In December, Wharton organized a three-day seminar in Miami on leadership training for the successor generation in Latin American family-owned corporations.

And just this month, Wharton’s Latin American students held their fifth annual Latin-American Conference titled “Partnership in the 21st Century.”

These events illustrate the rapid changes taking place in the global economy and the important leading-edge involvement of Wharton in all regions of the world. Along with our growing activities in Europe and Asia, Latin America offers the School an exceptional opportunity to work within emerging regional economies and move toward global market competition.

Family-owned corporations are the predominant form of business organization throughout the world. In the U.S. alone, at least 75 percent of businesses — including 35 percent of the Fortune 500 — are family-owned or controlled. In Latin America, with the opening up of trade borders, family-owned firms now face significant challenges in areas such as capital acquisition, corporate organization, family member involvement and strategic realignment.

One of the issues discussed with our Latin American Advisory Board, which met again in Lima last month, was the challenges faced by Latin American family businesses and the educational responses best suited to meet their needs. Additionally, many of the School’s 1,100 Latin American alumni either come from, or work for, family-owned businesses, and they too are a tremendous resource in helping to guide our efforts.

Because family firms are so crucial to Latin America’s global adaptation, Wharton’s Family Business Program is poised to play a strategic role.

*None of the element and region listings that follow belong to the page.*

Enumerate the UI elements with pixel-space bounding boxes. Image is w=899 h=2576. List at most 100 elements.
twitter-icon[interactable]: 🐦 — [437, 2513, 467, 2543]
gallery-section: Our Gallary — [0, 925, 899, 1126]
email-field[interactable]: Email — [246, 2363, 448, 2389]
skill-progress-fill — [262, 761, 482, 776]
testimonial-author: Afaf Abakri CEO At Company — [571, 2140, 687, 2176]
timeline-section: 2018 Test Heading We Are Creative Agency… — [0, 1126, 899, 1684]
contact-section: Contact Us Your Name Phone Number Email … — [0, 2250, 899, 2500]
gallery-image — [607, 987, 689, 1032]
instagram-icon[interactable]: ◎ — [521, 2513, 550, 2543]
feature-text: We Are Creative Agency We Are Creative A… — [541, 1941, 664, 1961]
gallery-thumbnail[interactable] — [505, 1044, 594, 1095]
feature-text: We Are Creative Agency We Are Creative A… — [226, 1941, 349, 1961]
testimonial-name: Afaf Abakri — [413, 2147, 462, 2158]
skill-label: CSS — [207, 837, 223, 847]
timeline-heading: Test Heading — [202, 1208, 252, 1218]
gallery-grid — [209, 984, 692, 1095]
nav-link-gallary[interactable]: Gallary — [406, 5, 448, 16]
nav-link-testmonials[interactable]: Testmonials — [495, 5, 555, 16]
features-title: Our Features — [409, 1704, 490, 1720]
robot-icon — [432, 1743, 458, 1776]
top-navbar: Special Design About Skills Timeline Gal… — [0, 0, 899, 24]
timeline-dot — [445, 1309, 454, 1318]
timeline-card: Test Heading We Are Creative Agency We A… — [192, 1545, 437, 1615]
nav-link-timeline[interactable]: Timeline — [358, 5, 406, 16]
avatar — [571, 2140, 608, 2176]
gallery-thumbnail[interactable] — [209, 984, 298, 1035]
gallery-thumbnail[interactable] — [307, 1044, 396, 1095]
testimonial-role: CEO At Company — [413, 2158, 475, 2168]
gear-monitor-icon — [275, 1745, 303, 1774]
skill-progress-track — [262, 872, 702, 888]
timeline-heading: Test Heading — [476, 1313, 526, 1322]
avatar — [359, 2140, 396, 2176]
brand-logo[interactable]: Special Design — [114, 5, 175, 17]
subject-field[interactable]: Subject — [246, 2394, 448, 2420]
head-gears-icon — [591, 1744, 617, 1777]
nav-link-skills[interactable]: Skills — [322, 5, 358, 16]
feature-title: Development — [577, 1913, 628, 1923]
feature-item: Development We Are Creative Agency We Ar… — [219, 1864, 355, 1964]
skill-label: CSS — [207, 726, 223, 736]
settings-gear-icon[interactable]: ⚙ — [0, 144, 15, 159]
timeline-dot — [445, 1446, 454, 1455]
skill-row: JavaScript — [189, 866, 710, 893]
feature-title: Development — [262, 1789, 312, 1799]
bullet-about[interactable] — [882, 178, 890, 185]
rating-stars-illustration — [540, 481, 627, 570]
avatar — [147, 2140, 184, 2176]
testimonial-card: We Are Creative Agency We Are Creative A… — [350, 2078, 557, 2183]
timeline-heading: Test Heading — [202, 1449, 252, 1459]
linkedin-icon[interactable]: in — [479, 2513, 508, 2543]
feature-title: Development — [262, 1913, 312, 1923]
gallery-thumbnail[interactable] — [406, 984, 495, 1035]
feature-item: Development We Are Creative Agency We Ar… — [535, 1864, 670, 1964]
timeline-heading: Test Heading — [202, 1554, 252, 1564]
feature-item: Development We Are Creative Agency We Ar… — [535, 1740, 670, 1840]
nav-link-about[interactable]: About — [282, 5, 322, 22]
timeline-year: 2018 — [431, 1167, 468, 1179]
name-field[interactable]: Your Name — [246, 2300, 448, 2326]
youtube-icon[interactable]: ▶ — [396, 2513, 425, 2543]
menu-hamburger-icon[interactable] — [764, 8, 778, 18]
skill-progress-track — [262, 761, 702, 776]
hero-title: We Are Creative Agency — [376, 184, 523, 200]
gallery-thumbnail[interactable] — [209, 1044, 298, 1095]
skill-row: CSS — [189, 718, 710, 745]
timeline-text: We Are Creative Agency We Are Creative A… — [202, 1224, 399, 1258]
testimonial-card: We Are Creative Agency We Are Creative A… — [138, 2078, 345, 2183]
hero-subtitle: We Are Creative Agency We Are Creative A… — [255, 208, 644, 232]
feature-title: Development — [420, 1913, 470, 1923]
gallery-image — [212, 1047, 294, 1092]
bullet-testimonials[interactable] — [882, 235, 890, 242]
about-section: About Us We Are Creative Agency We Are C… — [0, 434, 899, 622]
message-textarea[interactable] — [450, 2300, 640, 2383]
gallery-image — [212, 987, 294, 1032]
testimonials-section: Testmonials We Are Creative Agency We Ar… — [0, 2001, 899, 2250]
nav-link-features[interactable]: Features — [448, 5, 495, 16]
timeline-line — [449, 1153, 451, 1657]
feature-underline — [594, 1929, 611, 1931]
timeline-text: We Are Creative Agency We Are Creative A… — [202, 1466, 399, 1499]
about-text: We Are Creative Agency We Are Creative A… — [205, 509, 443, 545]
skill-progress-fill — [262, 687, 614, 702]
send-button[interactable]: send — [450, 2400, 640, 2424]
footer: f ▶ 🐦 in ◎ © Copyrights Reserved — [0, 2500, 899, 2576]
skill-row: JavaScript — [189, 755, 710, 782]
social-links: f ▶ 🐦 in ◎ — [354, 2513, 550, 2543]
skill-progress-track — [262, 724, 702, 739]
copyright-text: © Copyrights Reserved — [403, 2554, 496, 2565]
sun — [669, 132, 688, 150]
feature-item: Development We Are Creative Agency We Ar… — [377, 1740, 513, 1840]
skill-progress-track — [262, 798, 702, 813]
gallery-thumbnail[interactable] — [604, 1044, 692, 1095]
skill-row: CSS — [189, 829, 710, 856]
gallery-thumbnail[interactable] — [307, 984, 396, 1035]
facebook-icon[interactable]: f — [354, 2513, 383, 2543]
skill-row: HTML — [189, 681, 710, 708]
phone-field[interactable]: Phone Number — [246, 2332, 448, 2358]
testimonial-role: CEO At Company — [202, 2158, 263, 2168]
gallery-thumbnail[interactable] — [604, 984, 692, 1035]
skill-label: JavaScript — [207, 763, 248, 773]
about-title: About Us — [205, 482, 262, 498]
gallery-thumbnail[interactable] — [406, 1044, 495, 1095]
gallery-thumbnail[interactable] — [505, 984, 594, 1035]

While much of the existing research in the U.S. on family-owned firms traditionally has centered around succession and estate planning, and has been largely domestic or regional in scope, our Family Business Program under the direction of Tim Habbershon is working with firms internationally, focusing initially on Latin America to create new practice models for family firm competitiveness as well as to establish an educational network of family-owned corporation stakeholders. This model can then be replicated in other emerging economies around the world.

Latin America is an ideal place for the program’s current focus before it expands to Asia and Europe. Because of the region’s political and economic history, family-owned businesses have tended to be mini-conglomerates, with their own sourcing, production, distribution channels and even banks. Given the changes in the global marketplace, these firms are already searching for new organizational structures that will help them focus more efficiently on specific competencies and enhance their family’s involvement.

The opportunity for us at Wharton is to leverage the School’s strengths, including its global capabilities and international perspective, into creating new business practice models for these family-owned firms. If we are going to access and impact Latin America in the coming decades, we have to understand the family corporate structure and work to enhance its competitiveness.

The opportunities are there for sharing information and experience, not just goods and services. It can indeed be a 21st century partnership.